Acabei de assistir ao filme Cassandro, cinebiografia do lutador mexicano, de mesmo nome, criado por Saúl Armendáriz. Cassandro foi o primeiro luchador exótico, que se recusou a assumir o papel de vilão e alívio cômico, além de ter assumido publicamente a sua homossexualidade. Trata-se de um filme que fala de empoderamento, representatividade e se foca no Cassandro vitorioso, encarnado de forma magnífica pelo ator Gael García Bernal. O resumo do filme é o seguinte:
No final da década de 1980, o lutador gay Saúl Armendáriz (Gael García Bernal) mora com a mãe, Yocasta (Perla De La Rosa), em El Paso, Texas. Ele ajuda a mãe nas suas costuras e entregas de roupa que ela lava e passa para fora, além de trabalhar em outros empregos que pagam muito mal. Durante várias noites por semana, Saúl cruza a fronteira para Ciudad Juárez, no México, onde participar de lutas de lucha libre. Ele luta como El Topo, cuja função é perder para o lutador local mais importante.

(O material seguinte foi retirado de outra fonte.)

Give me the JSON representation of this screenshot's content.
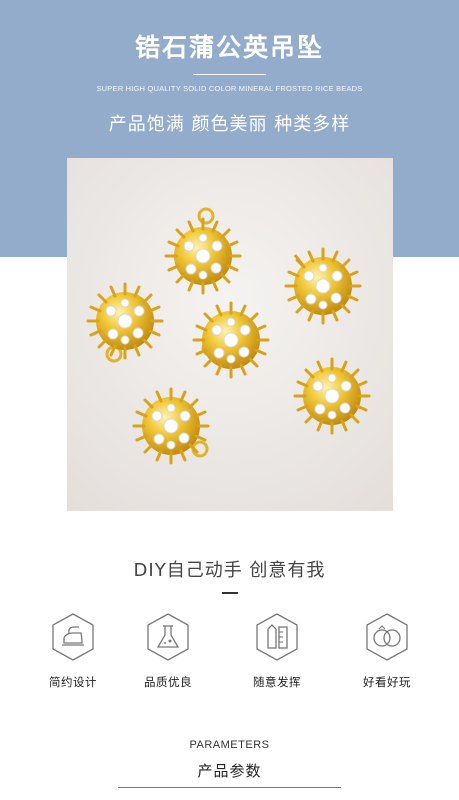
{
  "header": {
    "title": "锆石蒲公英吊坠",
    "subtitle_en": "SUPER HIGH QUALITY SOLID COLOR MINERAL FROSTED RICE BEADS",
    "tagline": "产品饱满 颜色美丽 种类多样",
    "background_color": "#94accb"
  },
  "photo": {
    "content": "product-photo-gold-dandelion-pendants"
  },
  "diy_section": {
    "title": "DIY自己动手 创意有我"
  },
  "features": [
    {
      "icon": "iron-icon",
      "label": "简约设计"
    },
    {
      "icon": "flask-icon",
      "label": "品质优良"
    },
    {
      "icon": "pen-ruler-icon",
      "label": "随意发挥"
    },
    {
      "icon": "rings-icon",
      "label": "好看好玩"
    }
  ],
  "parameters": {
    "title_en": "PARAMETERS",
    "title_cn": "产品参数"
  }
}
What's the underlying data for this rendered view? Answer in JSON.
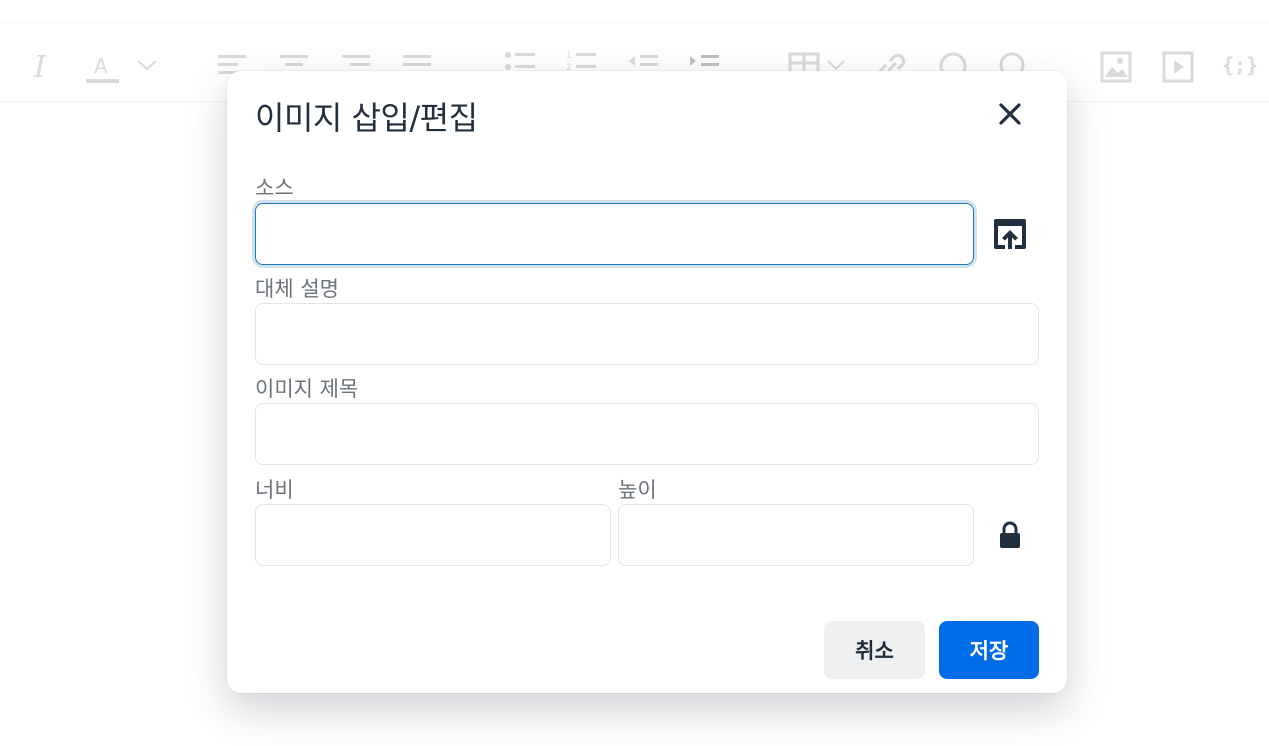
{
  "toolbar": {
    "icons": [
      "italic-icon",
      "text-color-icon",
      "chevron-down-icon",
      "align-left-icon",
      "align-center-icon",
      "align-right-icon",
      "align-justify-icon",
      "bullet-list-icon",
      "numbered-list-icon",
      "outdent-icon",
      "indent-icon",
      "table-icon",
      "link-icon",
      "comment-icon",
      "search-icon",
      "image-icon",
      "media-icon",
      "code-icon"
    ],
    "code_label": "{;}"
  },
  "dialog": {
    "title": "이미지 삽입/편집",
    "close_icon": "close-icon",
    "source": {
      "label": "소스",
      "value": "",
      "upload_icon": "upload-icon"
    },
    "alt": {
      "label": "대체 설명",
      "value": ""
    },
    "image_title": {
      "label": "이미지 제목",
      "value": ""
    },
    "width": {
      "label": "너비",
      "value": ""
    },
    "height": {
      "label": "높이",
      "value": ""
    },
    "lock_icon": "lock-icon",
    "cancel_label": "취소",
    "save_label": "저장"
  },
  "colors": {
    "primary": "#006ce7",
    "focus": "#207ab7",
    "text": "#222f3e",
    "label": "#6d737a",
    "toolbar_icon": "#c3c6ca"
  }
}
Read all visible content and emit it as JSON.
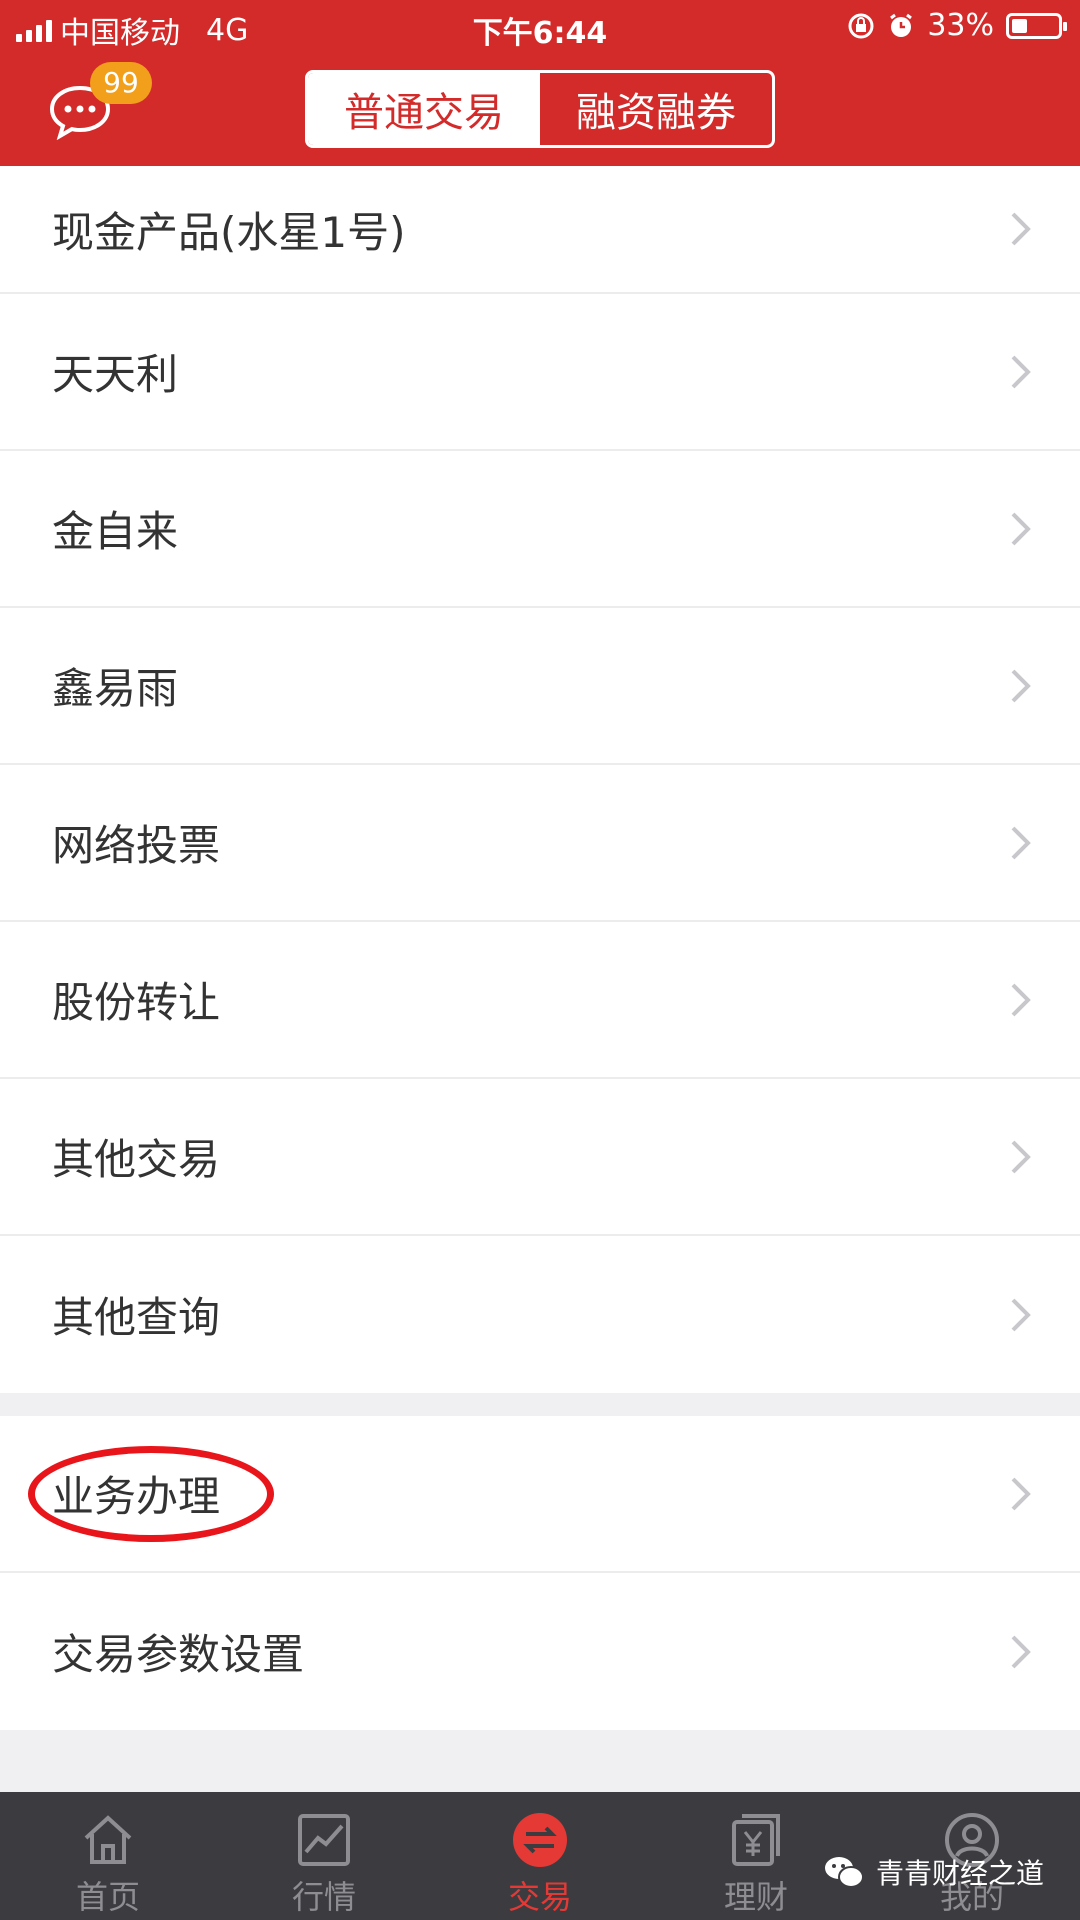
{
  "status_bar": {
    "carrier": "中国移动",
    "network": "4G",
    "time": "下午6:44",
    "battery": "33%",
    "battery_level": 0.33
  },
  "header": {
    "badge_count": "99",
    "segment_tabs": [
      {
        "label": "普通交易",
        "active": true
      },
      {
        "label": "融资融券",
        "active": false
      }
    ]
  },
  "menu_items": [
    "现金产品(水星1号)",
    "天天利",
    "金自来",
    "鑫易雨",
    "网络投票",
    "股份转让",
    "其他交易",
    "其他查询"
  ],
  "service_items": [
    "业务办理",
    "交易参数设置"
  ],
  "tabbar": [
    {
      "label": "首页",
      "icon": "home-icon"
    },
    {
      "label": "行情",
      "icon": "chart-icon"
    },
    {
      "label": "交易",
      "icon": "exchange-icon",
      "active": true
    },
    {
      "label": "理财",
      "icon": "finance-icon"
    },
    {
      "label": "我的",
      "icon": "profile-icon"
    }
  ],
  "watermark": "青青财经之道",
  "colors": {
    "brand_red": "#d32a2a",
    "badge_orange": "#f29f1b",
    "highlight_red": "#e8151b",
    "tabbar_bg": "#3c3c40"
  }
}
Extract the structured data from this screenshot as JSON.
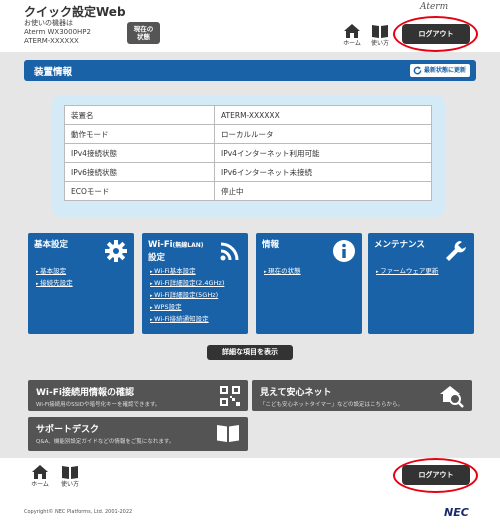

Insatisfeito, sua vida começa a mudar quando ele até conhece, Sabrina (Roberta Colindrez), a lutadora Lady Anarquía, que se torna sua treinadora e lhe sugere que ele deveria competir como um exótico. Só que um exótico, lutador que se monta como uma drag queen, é sempre o vilão, sempre derrotado. Saúl termina por aceitar a proposta, mas ele não quer ser coadjuvante, não quer ser sempre o perdedor, ele quer vencer, ele quer brilhar e é isso que ele irá conseguir.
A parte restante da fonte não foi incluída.